Though $200 million for Federal Work Study was signed into the economic stimulus law by President Barack Obama last week, University of Wisconsin officials are not optimistic that UW will feel much of its affects.
According to UW Director of Financial Aid Susan Fischer, the fund will be distributed among 3,200 schools and is projected to help a total of 130,000 students nationwide.
“When it’s spread out among all the schools, it’s not very much money,” Fischer said. “We don’t know how it’s going to be distributed. We may get $80 to $100,000, or we may not get anything.”
Though uncertain about the impact this fund will have on the university, Fischer added the department of education will still fight for its share.
“I’m not very confident it’s going to have a major impact on us, but one can always hope,” Fischer said. “We are all scrambling for the same dollars. … It will not be earth-shaking, but we will take it — we will always take it because our students will work and use it.”
According to Fischer, 1,800 to 2,000 of the school’s neediest students are helped each year by work-study programs.

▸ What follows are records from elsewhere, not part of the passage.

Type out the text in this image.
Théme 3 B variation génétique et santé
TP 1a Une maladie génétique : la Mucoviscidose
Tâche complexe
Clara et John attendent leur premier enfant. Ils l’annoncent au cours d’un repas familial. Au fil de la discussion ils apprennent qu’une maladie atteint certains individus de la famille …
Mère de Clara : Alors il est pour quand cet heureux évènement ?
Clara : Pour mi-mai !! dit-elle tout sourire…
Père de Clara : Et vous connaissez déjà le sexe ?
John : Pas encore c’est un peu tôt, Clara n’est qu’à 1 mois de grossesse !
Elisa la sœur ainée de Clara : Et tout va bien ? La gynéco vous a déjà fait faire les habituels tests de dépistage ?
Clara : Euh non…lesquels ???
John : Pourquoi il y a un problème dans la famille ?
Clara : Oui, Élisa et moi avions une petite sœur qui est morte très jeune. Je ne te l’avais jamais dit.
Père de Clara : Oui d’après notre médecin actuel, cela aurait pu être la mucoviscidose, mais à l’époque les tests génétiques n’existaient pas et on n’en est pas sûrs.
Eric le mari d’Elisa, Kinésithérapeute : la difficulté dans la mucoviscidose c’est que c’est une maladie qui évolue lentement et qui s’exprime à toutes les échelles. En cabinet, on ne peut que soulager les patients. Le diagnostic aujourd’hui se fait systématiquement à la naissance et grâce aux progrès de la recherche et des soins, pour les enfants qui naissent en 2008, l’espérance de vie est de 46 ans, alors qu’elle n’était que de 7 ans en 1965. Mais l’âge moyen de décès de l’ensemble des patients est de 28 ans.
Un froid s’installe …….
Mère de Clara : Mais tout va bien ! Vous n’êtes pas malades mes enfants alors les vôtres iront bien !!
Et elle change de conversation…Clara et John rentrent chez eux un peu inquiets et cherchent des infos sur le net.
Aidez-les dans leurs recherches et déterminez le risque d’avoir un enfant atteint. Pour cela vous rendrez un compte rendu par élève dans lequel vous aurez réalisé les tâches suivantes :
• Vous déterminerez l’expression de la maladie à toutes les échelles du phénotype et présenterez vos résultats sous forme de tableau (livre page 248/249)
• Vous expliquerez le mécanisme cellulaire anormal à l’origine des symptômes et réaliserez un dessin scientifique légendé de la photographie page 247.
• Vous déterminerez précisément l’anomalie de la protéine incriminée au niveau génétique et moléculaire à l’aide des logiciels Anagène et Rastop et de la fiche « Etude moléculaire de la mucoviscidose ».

Work study gives students who qualify for financial aid the opportunity to do some form of on- or off-campus work.
Fischer added work-study makes the student more economically attractive to employers.
UW System spokesperson David Giroux said though a large portion of the educational aspects of the overall economic stimulus package will come to the UW, they do not know how much money they will get from this specific grant.
Giroux added regardless of the allocation, the system is always supportive of any increase in financial aid on all levels.
“We think it’s an important way to stimulate the economy by helping students come to college and remain in college,” Giroux said.
The grants will be distributed to colleges in all 50 states by April 1. Colleges will be able to offer the money and the work-study programs to students in the next academic year.